Typically, salaries increase for those who have spent the most money on their education aka the higher the cost of your education, the more money you’ll make in the long run. If everyone could attend an Ivy League of their choice then wouldn’t everyone be making the most money? Ideally yes, but with tuition rates continuing to rise, today’s salaries simply aren’t high enough to bring college students out of debt, let alone allow everyone to attend college. From an economic standpoint, the wage gap has continued to grow, which means there still aren’t enough college graduates to fill that gap.

How can we make college more accessible and affordable to those who want it then? Higher level education should never seem untouchable to those who make their living off of minimum wage. The pay gap for minimum wage has fallen so the gap between the lower class and those with higher incomes has continued to grow.

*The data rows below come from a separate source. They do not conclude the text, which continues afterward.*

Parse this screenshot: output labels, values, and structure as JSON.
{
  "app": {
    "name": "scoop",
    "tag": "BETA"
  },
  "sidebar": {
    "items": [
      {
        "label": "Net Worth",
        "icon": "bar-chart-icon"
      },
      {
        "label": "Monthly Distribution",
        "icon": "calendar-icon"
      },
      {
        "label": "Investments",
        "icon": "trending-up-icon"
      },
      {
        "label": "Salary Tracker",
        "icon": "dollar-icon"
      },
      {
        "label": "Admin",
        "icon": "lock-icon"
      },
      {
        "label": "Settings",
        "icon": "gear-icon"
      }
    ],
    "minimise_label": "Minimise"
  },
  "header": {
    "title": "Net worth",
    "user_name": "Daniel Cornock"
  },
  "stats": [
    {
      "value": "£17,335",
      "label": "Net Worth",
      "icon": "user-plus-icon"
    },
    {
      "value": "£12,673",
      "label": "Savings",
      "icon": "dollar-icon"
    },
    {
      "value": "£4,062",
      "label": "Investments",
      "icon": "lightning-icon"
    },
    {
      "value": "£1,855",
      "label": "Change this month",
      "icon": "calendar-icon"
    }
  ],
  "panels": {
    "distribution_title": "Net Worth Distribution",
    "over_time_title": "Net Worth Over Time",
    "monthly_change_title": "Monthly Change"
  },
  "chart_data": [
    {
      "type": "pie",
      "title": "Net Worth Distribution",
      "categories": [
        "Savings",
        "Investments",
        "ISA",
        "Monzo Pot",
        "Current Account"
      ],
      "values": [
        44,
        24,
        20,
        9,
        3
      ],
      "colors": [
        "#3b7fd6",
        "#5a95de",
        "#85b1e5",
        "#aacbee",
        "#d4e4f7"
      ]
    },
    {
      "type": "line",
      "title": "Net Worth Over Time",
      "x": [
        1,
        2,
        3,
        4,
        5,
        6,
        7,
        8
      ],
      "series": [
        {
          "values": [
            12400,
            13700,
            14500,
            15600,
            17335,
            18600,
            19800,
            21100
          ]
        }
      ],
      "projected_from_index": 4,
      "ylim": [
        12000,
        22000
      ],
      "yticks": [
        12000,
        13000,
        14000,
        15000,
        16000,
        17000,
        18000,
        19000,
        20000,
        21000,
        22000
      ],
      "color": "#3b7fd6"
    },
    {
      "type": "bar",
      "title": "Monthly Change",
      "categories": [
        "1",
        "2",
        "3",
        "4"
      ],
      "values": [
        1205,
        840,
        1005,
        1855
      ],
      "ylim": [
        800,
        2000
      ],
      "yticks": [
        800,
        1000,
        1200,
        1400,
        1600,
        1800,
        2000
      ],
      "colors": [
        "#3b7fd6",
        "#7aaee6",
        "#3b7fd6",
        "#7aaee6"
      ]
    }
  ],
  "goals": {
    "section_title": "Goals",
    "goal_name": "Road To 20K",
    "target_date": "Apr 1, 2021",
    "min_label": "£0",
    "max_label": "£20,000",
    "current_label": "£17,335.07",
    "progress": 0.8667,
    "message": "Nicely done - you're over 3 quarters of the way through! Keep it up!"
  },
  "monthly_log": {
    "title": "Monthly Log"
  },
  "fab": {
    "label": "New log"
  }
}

Opportunity has polarized our nation and a degree has become the determining factor of how successful one can be. Of course, a degree cannot guarantee success, but as the economy continues to fluctuate, college becomes less affordable. This means that the same college students who are struggling to pay off student loans may not be able to afford to send their own children to the college of their dreams.

Statistically speaking, those who do not attend college will face a greater debt than those who have to pay off student debt and loans. Yes, this is a much larger scale problem than it seems; it’s not a matter of choosing higher level education or settling for a diploma, going to college can determine the future of generations.

The cost of college alone and the debt that graduates face has led many young students to not consider attending. With an education system that does not grant equal opportunities to all of its students, the lack of opportunity within the United States has singlehandedly created the debt and wage deficit. The rising price tag of a college degree has left many young adults jobless and trapped within inescapable debt.